Jumlah tersebut terdiri atas 77 siswa Dikcabpazi Abit Dikmapa PK Program Khusus TNI AD TA 2026, 385 siswa Dikjurbazi Abit Dikmaba TNI AD Gelombang II TA 2025, serta 460 siswa Dikjurtazi Abit Dikmata TNI AD Gelombang III TA 2025.
Upacara dipimpin langsung oleh Kepala Pusat Pendidikan Zeni (Danpusdikzi), Brigjen TNI Tommy Arief Susanto, S.I.P., M.M.
Dalam amanatnya, Brigjen TNI Tommy Arief Susanto menegaskan bahwa sejak hari tersebut para siswa secara resmi menjadi bagian dari keluarga besar Korps Zeni. Ia menekankan bahwa tidak semua prajurit TNI AD memperoleh kesempatan terpilih menjadi Prajurit Zeni, sehingga momen ini patut disyukuri dan dibanggakan.
Selama menempuh pendidikan, para siswa telah dibekali pengetahuan serta keterampilan dua belas kemampuan Zeni yang menjadi ciri khas Korps Zeni. Kemampuan tersebut menjadi penunjang sinergitas dan interoperabilitas dalam pelaksanaan tugas di lapangan, baik dalam operasi militer perang maupun operasi militer selain perang.
Tradisi pembaretan bukan sekadar seremoni, melainkan wujud pengakuan dan penghormatan terhadap Prajurit Zeni.
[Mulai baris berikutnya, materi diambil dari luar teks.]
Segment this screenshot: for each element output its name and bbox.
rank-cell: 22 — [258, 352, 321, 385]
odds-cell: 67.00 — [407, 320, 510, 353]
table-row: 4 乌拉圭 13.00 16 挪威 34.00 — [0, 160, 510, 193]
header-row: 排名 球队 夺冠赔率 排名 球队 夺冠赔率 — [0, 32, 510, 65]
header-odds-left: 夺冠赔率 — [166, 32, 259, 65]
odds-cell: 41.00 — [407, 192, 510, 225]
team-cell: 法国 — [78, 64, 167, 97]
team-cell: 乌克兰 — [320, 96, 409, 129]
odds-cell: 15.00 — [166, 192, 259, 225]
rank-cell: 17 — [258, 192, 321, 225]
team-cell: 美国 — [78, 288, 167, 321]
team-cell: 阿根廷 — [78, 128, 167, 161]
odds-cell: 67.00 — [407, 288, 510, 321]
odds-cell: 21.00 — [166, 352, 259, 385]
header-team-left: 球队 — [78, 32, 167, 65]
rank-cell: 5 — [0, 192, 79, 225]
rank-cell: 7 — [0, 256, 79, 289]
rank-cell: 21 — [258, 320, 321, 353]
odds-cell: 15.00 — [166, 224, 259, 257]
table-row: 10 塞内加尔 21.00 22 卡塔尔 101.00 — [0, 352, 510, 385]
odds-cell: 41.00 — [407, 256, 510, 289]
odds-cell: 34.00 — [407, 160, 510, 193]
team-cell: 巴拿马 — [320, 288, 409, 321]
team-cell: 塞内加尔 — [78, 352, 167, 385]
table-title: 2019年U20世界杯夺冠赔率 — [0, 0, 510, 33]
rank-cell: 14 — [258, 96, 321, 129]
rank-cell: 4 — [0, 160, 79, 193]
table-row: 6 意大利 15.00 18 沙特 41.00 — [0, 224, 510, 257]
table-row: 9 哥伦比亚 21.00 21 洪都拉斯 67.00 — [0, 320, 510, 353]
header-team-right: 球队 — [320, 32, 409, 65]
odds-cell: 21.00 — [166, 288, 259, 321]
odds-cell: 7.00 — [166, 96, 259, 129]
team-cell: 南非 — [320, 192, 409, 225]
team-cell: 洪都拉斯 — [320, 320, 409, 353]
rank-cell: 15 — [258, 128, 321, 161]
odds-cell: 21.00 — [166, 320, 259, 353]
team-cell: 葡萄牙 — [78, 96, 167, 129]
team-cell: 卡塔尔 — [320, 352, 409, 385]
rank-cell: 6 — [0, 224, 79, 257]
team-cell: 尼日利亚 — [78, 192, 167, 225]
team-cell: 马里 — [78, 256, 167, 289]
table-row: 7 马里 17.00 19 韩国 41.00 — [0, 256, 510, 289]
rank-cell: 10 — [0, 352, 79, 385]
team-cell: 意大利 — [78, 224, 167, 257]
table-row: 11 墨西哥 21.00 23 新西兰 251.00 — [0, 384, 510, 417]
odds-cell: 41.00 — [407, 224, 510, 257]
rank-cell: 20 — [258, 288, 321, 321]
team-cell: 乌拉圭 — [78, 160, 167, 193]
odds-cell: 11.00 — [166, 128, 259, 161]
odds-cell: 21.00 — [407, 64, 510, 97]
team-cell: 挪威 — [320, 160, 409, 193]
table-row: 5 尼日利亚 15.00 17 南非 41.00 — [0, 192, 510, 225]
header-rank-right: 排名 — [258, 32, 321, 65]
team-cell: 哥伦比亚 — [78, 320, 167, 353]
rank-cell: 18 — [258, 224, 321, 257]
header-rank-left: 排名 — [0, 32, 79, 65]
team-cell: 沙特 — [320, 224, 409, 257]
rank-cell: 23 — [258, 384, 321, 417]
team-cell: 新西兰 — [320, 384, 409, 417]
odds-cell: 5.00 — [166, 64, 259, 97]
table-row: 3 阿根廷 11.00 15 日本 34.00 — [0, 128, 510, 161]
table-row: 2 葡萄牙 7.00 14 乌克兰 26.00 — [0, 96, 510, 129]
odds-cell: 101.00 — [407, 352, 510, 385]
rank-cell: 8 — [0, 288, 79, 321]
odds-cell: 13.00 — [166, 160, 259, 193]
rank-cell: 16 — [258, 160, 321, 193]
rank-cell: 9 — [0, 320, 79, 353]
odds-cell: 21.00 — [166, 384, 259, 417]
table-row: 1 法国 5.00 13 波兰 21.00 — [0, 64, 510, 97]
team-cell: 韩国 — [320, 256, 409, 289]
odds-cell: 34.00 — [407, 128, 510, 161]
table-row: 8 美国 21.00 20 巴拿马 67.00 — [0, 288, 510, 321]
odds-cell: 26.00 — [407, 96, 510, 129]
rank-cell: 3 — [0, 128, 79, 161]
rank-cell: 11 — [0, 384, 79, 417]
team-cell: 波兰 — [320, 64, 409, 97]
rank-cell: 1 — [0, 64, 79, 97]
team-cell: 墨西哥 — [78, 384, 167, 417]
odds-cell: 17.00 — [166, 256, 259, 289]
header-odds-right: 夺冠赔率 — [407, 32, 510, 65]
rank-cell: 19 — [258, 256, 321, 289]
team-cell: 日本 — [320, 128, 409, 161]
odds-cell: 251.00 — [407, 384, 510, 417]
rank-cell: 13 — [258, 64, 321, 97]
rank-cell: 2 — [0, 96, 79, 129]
Momentum ini juga menjadi sarana menanamkan kebanggaan dan kecintaan terhadap korps dengan semangat sesanti “Yudha Karya Satya Bhakti”, yang bermakna mengabdi dengan kesetiaan dalam tugas perang maupun pembangunan.
Diharapkan setiap prajurit yang mengenakan Baret Zeni senantiasa menjaga nama baik dan kehormatan korps, serta melanjutkan prestasi gemilang para pendahulu dalam pengabdian kepada Negara Kesatuan Republik Indonesia.